Jadi perlu ada sedikit modifikasi pada alur proses pembuatan bioetanol, baik dari molases maupun dari singkong agar dapat menghasilkan produk samping yang potensial. Penggunaan air pada produksi etanol dan dampaknya Fasilitas produksi etanol telah meningkatkan efisiensi air mereka dari waktu ke waktu. Saat ini mereka menggunakan sekitar tiga galon air untuk memproduksi satu galon etanol. Angka ini menurun dari 5,8 galon air : 1 galon etanol pada tahun 1998 dan 4,2 galon air : 1 galon etanol di 2005. Para ahli memprediksi bahwa teknologi baru dan proses perbaikan akan mengurangi penggunaan air untuk dua galon dalam waktu singkat.

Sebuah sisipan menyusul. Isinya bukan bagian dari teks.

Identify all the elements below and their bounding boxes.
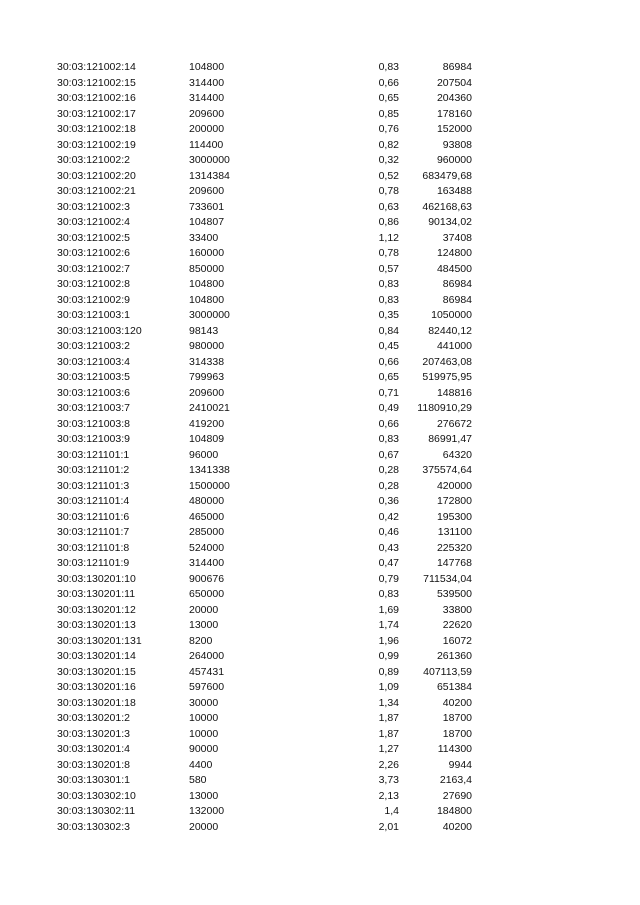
cadastral-number-cell: 30:03:130201:4 <box>57 743 130 755</box>
area-cell: 209600 <box>189 185 225 197</box>
value-cell: 86984 <box>442 278 472 290</box>
area-cell: 457431 <box>189 665 225 678</box>
ratio-cell: 0,49 <box>378 402 399 414</box>
ratio-cell: 2,01 <box>378 820 399 833</box>
cadastral-number-cell: 30:03:121101:4 <box>57 495 130 507</box>
cadastral-number-cell: 30:03:121002:16 <box>57 92 136 104</box>
table-row <box>0 680 640 696</box>
ratio-cell: 0,45 <box>378 340 399 352</box>
table-row <box>0 231 640 247</box>
cadastral-number-cell: 30:03:121101:2 <box>57 464 130 476</box>
value-cell: 18700 <box>442 712 472 724</box>
area-cell: 104800 <box>189 61 225 73</box>
ratio-cell: 0,46 <box>378 526 399 538</box>
area-cell: 314400 <box>189 76 225 89</box>
ratio-cell: 0,76 <box>378 123 399 135</box>
table-row <box>0 308 640 324</box>
value-cell: 420000 <box>436 479 472 492</box>
ratio-cell: 0,36 <box>378 495 399 507</box>
area-cell: 264000 <box>189 650 225 662</box>
ratio-cell: 0,66 <box>378 417 399 430</box>
table-row <box>0 649 640 665</box>
value-cell: 261360 <box>436 650 472 662</box>
value-cell: 651384 <box>436 681 472 693</box>
cadastral-number-cell: 30:03:130201:13 <box>57 619 136 631</box>
table-row <box>0 696 640 712</box>
value-cell: 207463,08 <box>422 355 472 368</box>
area-cell: 132000 <box>189 805 225 817</box>
area-cell: 2410021 <box>189 402 230 414</box>
cadastral-number-cell: 30:03:121003:1 <box>57 309 130 321</box>
cadastral-number-cell: 30:03:130201:15 <box>57 665 136 678</box>
area-cell: 524000 <box>189 541 225 554</box>
value-cell: 1180910,29 <box>417 402 472 414</box>
ratio-cell: 1,27 <box>378 743 399 755</box>
area-cell: 90000 <box>189 743 219 755</box>
table-row <box>0 324 640 340</box>
value-cell: 225320 <box>436 541 472 554</box>
ratio-cell: 0,83 <box>378 61 399 73</box>
ratio-cell: 1,96 <box>378 634 399 647</box>
table-row <box>0 587 640 603</box>
cadastral-number-cell: 30:03:130302:11 <box>57 805 136 817</box>
value-cell: 276672 <box>436 417 472 430</box>
value-cell: 114300 <box>437 743 472 755</box>
cadastral-number-cell: 30:03:121002:18 <box>57 123 136 135</box>
value-cell: 40200 <box>442 696 472 709</box>
area-cell: 480000 <box>189 495 225 507</box>
cadastral-number-cell: 30:03:121002:7 <box>57 262 130 275</box>
table-row <box>0 386 640 402</box>
table-row <box>0 122 640 138</box>
ratio-cell: 0,28 <box>378 464 399 476</box>
table-row <box>0 293 640 309</box>
cadastral-number-cell: 30:03:130201:8 <box>57 758 130 771</box>
table-row <box>0 370 640 386</box>
area-cell: 30000 <box>189 696 219 709</box>
ratio-cell: 1,12 <box>378 231 399 244</box>
cadastral-number-cell: 30:03:121002:2 <box>57 154 130 166</box>
value-cell: 184800 <box>436 805 472 817</box>
ratio-cell: 0,35 <box>378 309 399 321</box>
area-cell: 1500000 <box>189 479 230 492</box>
area-cell: 314338 <box>189 355 225 368</box>
value-cell: 147768 <box>436 557 472 569</box>
ratio-cell: 0,86 <box>378 216 399 228</box>
cadastral-number-cell: 30:03:121002:9 <box>57 293 130 306</box>
ratio-cell: 0,47 <box>378 557 399 569</box>
value-cell: 375574,64 <box>422 464 472 476</box>
ratio-cell: 1,09 <box>378 681 399 693</box>
data-table <box>0 60 640 835</box>
cadastral-number-cell: 30:03:121003:2 <box>57 340 130 352</box>
value-cell: 9944 <box>448 758 472 771</box>
table-row <box>0 758 640 774</box>
table-row <box>0 665 640 681</box>
value-cell: 148816 <box>436 386 472 399</box>
value-cell: 18700 <box>442 727 472 740</box>
cadastral-number-cell: 30:03:130201:16 <box>57 681 136 693</box>
value-cell: 2163,4 <box>439 774 472 786</box>
value-cell: 82440,12 <box>428 324 472 337</box>
cadastral-number-cell: 30:03:121101:6 <box>57 510 130 523</box>
ratio-cell: 0,83 <box>378 293 399 306</box>
area-cell: 160000 <box>189 247 225 259</box>
ratio-cell: 0,82 <box>378 138 399 151</box>
area-cell: 10000 <box>189 727 219 740</box>
cadastral-number-cell: 30:03:130201:18 <box>57 696 136 709</box>
value-cell: 93808 <box>442 138 472 151</box>
cadastral-number-cell: 30:03:121002:19 <box>57 138 136 151</box>
table-row <box>0 401 640 417</box>
area-cell: 8200 <box>189 634 213 647</box>
cadastral-number-cell: 30:03:121002:6 <box>57 247 130 259</box>
value-cell: 519975,95 <box>422 371 472 383</box>
table-row <box>0 463 640 479</box>
value-cell: 86991,47 <box>428 433 472 445</box>
area-cell: 465000 <box>189 510 225 523</box>
ratio-cell: 0,57 <box>378 262 399 275</box>
area-cell: 209600 <box>189 107 225 120</box>
value-cell: 86984 <box>442 61 472 73</box>
table-row <box>0 510 640 526</box>
table-row <box>0 215 640 231</box>
area-cell: 900676 <box>189 572 225 585</box>
table-row <box>0 820 640 836</box>
value-cell: 86984 <box>442 293 472 306</box>
ratio-cell: 0,99 <box>378 650 399 662</box>
value-cell: 407113,59 <box>423 665 472 678</box>
ratio-cell: 3,73 <box>378 774 399 786</box>
cadastral-number-cell: 30:03:121003:9 <box>57 433 130 445</box>
area-cell: 580 <box>189 774 207 786</box>
area-cell: 200000 <box>189 123 225 135</box>
cadastral-number-cell: 30:03:130201:14 <box>57 650 136 662</box>
value-cell: 462168,63 <box>422 200 472 213</box>
table-row <box>0 184 640 200</box>
cadastral-number-cell: 30:03:130201:3 <box>57 727 130 740</box>
ratio-cell: 0,66 <box>378 355 399 368</box>
area-cell: 4400 <box>189 758 213 771</box>
area-cell: 209600 <box>189 386 225 399</box>
ratio-cell: 0,89 <box>378 665 399 678</box>
cadastral-number-cell: 30:03:121002:14 <box>57 61 136 73</box>
table-row <box>0 742 640 758</box>
area-cell: 98143 <box>189 324 219 337</box>
ratio-cell: 0,83 <box>378 433 399 445</box>
area-cell: 650000 <box>189 588 225 600</box>
value-cell: 131100 <box>437 526 472 538</box>
table-row <box>0 355 640 371</box>
area-cell: 104807 <box>189 216 225 228</box>
value-cell: 37408 <box>442 231 472 244</box>
cadastral-number-cell: 30:03:130302:10 <box>57 789 136 802</box>
cadastral-number-cell: 30:03:130201:12 <box>57 603 136 616</box>
area-cell: 314400 <box>189 557 225 569</box>
table-row <box>0 76 640 92</box>
table-row <box>0 153 640 169</box>
area-cell: 980000 <box>189 340 225 352</box>
table-row <box>0 277 640 293</box>
table-row <box>0 479 640 495</box>
ratio-cell: 0,66 <box>378 76 399 89</box>
table-row <box>0 634 640 650</box>
cadastral-number-cell: 30:03:121002:21 <box>57 185 136 197</box>
ratio-cell: 0,78 <box>378 247 399 259</box>
area-cell: 20000 <box>189 820 219 833</box>
cadastral-number-cell: 30:03:121003:4 <box>57 355 130 368</box>
area-cell: 285000 <box>189 526 225 538</box>
ratio-cell: 1,74 <box>378 619 399 631</box>
value-cell: 27690 <box>442 789 472 802</box>
ratio-cell: 1,69 <box>378 603 399 616</box>
ratio-cell: 0,67 <box>378 448 399 461</box>
value-cell: 1050000 <box>431 309 472 321</box>
area-cell: 1314384 <box>189 169 230 182</box>
ratio-cell: 0,43 <box>378 541 399 554</box>
area-cell: 104800 <box>189 293 225 306</box>
ratio-cell: 2,13 <box>378 789 399 802</box>
area-cell: 104800 <box>189 278 225 290</box>
cadastral-number-cell: 30:03:121101:3 <box>57 479 130 492</box>
area-cell: 1341338 <box>189 464 230 476</box>
ratio-cell: 1,4 <box>384 805 399 817</box>
table-row <box>0 432 640 448</box>
cadastral-number-cell: 30:03:121101:9 <box>57 557 130 569</box>
cadastral-number-cell: 30:03:121101:8 <box>57 541 130 554</box>
table-row <box>0 339 640 355</box>
table-row <box>0 200 640 216</box>
area-cell: 3000000 <box>189 154 230 166</box>
area-cell: 114400 <box>189 138 224 151</box>
table-row <box>0 417 640 433</box>
ratio-cell: 0,79 <box>378 572 399 585</box>
cadastral-number-cell: 30:03:130201:131 <box>57 634 142 647</box>
area-cell: 104809 <box>189 433 225 445</box>
cadastral-number-cell: 30:03:121003:5 <box>57 371 130 383</box>
value-cell: 124800 <box>436 247 472 259</box>
table-row <box>0 246 640 262</box>
table-row <box>0 789 640 805</box>
value-cell: 484500 <box>436 262 472 275</box>
value-cell: 33800 <box>442 603 472 616</box>
table-row <box>0 494 640 510</box>
table-row <box>0 262 640 278</box>
value-cell: 711534,04 <box>423 572 472 585</box>
area-cell: 799963 <box>189 371 225 383</box>
value-cell: 207504 <box>436 76 472 89</box>
cadastral-number-cell: 30:03:121003:8 <box>57 417 130 430</box>
value-cell: 204360 <box>436 92 472 104</box>
ratio-cell: 0,42 <box>378 510 399 523</box>
ratio-cell: 0,65 <box>378 92 399 104</box>
ratio-cell: 2,26 <box>378 758 399 771</box>
value-cell: 64320 <box>442 448 472 461</box>
ratio-cell: 0,83 <box>378 278 399 290</box>
ratio-cell: 0,65 <box>378 371 399 383</box>
table-row <box>0 572 640 588</box>
area-cell: 33400 <box>189 231 219 244</box>
area-cell: 850000 <box>189 262 225 275</box>
cadastral-number-cell: 30:03:121002:4 <box>57 216 130 228</box>
value-cell: 22620 <box>442 619 472 631</box>
value-cell: 90134,02 <box>428 216 472 228</box>
ratio-cell: 1,87 <box>378 712 399 724</box>
table-row <box>0 448 640 464</box>
ratio-cell: 0,83 <box>378 588 399 600</box>
table-row <box>0 138 640 154</box>
table-row <box>0 711 640 727</box>
area-cell: 419200 <box>189 417 225 430</box>
cadastral-number-cell: 30:03:130201:11 <box>57 588 136 600</box>
area-cell: 20000 <box>189 603 219 616</box>
cadastral-number-cell: 30:03:130301:1 <box>57 774 130 786</box>
value-cell: 40200 <box>442 820 472 833</box>
cadastral-number-cell: 30:03:121002:17 <box>57 107 136 120</box>
ratio-cell: 0,71 <box>378 386 399 399</box>
ratio-cell: 0,52 <box>378 169 399 182</box>
value-cell: 960000 <box>436 154 472 166</box>
ratio-cell: 1,34 <box>378 696 399 709</box>
cadastral-number-cell: 30:03:121003:6 <box>57 386 130 399</box>
table-row <box>0 541 640 557</box>
area-cell: 13000 <box>189 789 219 802</box>
ratio-cell: 1,87 <box>378 727 399 740</box>
area-cell: 96000 <box>189 448 219 461</box>
cadastral-number-cell: 30:03:121003:7 <box>57 402 130 414</box>
value-cell: 539500 <box>436 588 472 600</box>
cadastral-number-cell: 30:03:121002:15 <box>57 76 136 89</box>
ratio-cell: 0,32 <box>378 154 399 166</box>
value-cell: 195300 <box>436 510 472 523</box>
ratio-cell: 0,63 <box>378 200 399 213</box>
cadastral-number-cell: 30:03:130201:10 <box>57 572 136 585</box>
cadastral-number-cell: 30:03:121101:1 <box>57 448 130 461</box>
area-cell: 13000 <box>189 619 219 631</box>
value-cell: 16072 <box>442 634 472 647</box>
table-row <box>0 603 640 619</box>
cadastral-number-cell: 30:03:121002:8 <box>57 278 130 290</box>
ratio-cell: 0,85 <box>378 107 399 120</box>
table-row <box>0 773 640 789</box>
ratio-cell: 0,84 <box>378 324 399 337</box>
cadastral-number-cell: 30:03:121002:20 <box>57 169 136 182</box>
cadastral-number-cell: 30:03:130302:3 <box>57 820 130 833</box>
table-row <box>0 556 640 572</box>
value-cell: 172800 <box>436 495 472 507</box>
cadastral-number-cell: 30:03:121003:120 <box>57 324 142 337</box>
value-cell: 163488 <box>436 185 472 197</box>
cadastral-number-cell: 30:03:121002:3 <box>57 200 130 213</box>
area-cell: 10000 <box>189 712 219 724</box>
table-row <box>0 727 640 743</box>
value-cell: 152000 <box>436 123 472 135</box>
table-row <box>0 60 640 76</box>
cadastral-number-cell: 30:03:121002:5 <box>57 231 130 244</box>
area-cell: 3000000 <box>189 309 230 321</box>
table-row <box>0 525 640 541</box>
area-cell: 314400 <box>189 92 225 104</box>
table-row <box>0 804 640 820</box>
value-cell: 178160 <box>436 107 472 120</box>
table-row <box>0 91 640 107</box>
value-cell: 683479,68 <box>422 169 472 182</box>
table-row <box>0 618 640 634</box>
area-cell: 597600 <box>189 681 225 693</box>
area-cell: 733601 <box>189 200 225 213</box>
table-row <box>0 169 640 185</box>
value-cell: 441000 <box>436 340 472 352</box>
cadastral-number-cell: 30:03:121101:7 <box>57 526 130 538</box>
cadastral-number-cell: 30:03:130201:2 <box>57 712 130 724</box>
table-row <box>0 107 640 123</box>
ratio-cell: 0,28 <box>378 479 399 492</box>
ratio-cell: 0,78 <box>378 185 399 197</box>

Air merupakan sumber daya penting. Ini adalah pertimbangan dan bagian dari proses perijinan ketika pabrik ethanol dibangun. Sebuah etanol tanaman khas mampu memproduksi 40.000.000 galon etanol per tahun, bisa menggunakan hingga 330.000 galon air per hari atau 120 juta galon air per tahun. Ini sama dengan air yang digunakan oleh kota 5.000 orang atau lapangan golf berukuran standar. Rata-rata rumah menggunakan 107.000 galon air per tahun. Rata-rata orang menggunakan 50 galon air setiap hari. Jumlah air yang dikonsumsi dalam produksi etanol tergantung pada jenis tanaman yang digunakan sebagai biomassa, di mana itu diproduksi, dan teknologi yang digunakan dalam pengolahannya. Jumlah air yang dibutuhkan untuk memproduksi etanol bervariasi sesuai dengan berapa banyak irigasi yang dibutuhkan untuk tanamannya, terutama karena pertanian adalah tahap yang paling memakan air tahap produksi etanol. Sebagian besar dari air irigasi diambil dari
akuifer air tanah di wilayah yang sudah air stres. Menanam jagung juga memerlukan banyak pupuk , dan ekstensif menggunakan pupuk nitrogen dan pestisida memiliki dampak yang parah pada kualitas air sekarang. Juga, tidak semua air ini digunakan sekali dan dibuang. Sebagian besar air digunakan kembali dalam pabrik, sementara beberapa menguap selama proses pemanasan maupun pendinginan. Perbaikan dan efisiensi terus ditemukan dan diimplementasikan. Sejumlah langkah-langkah dilakukan untuk mengurangi dampak etanol pada sumber daya air. Penggunaan pupuk dapat dikurangi. Limpasan dapat dikurangi melalui pertanian kontur, terasering, tidak-sampai pertanian, buffer riparian dan drainase ubin ( sistem pipa bawah tanah yang menghilangkan kelebihan air dan mempromosikan penyerapan oleh akar tanaman ) . Cara yang rasional adalah dengan memproduksi etanol dari tanaman yang toleran kekeringan, memiliki biomassa yang tinggi dan sedikit kebutuhan untuk irigasi. Etanol selulosa dapat dibuat dari rumput abadi, kayu hutan dan sisa tanaman, ganggang, dan sampah kota.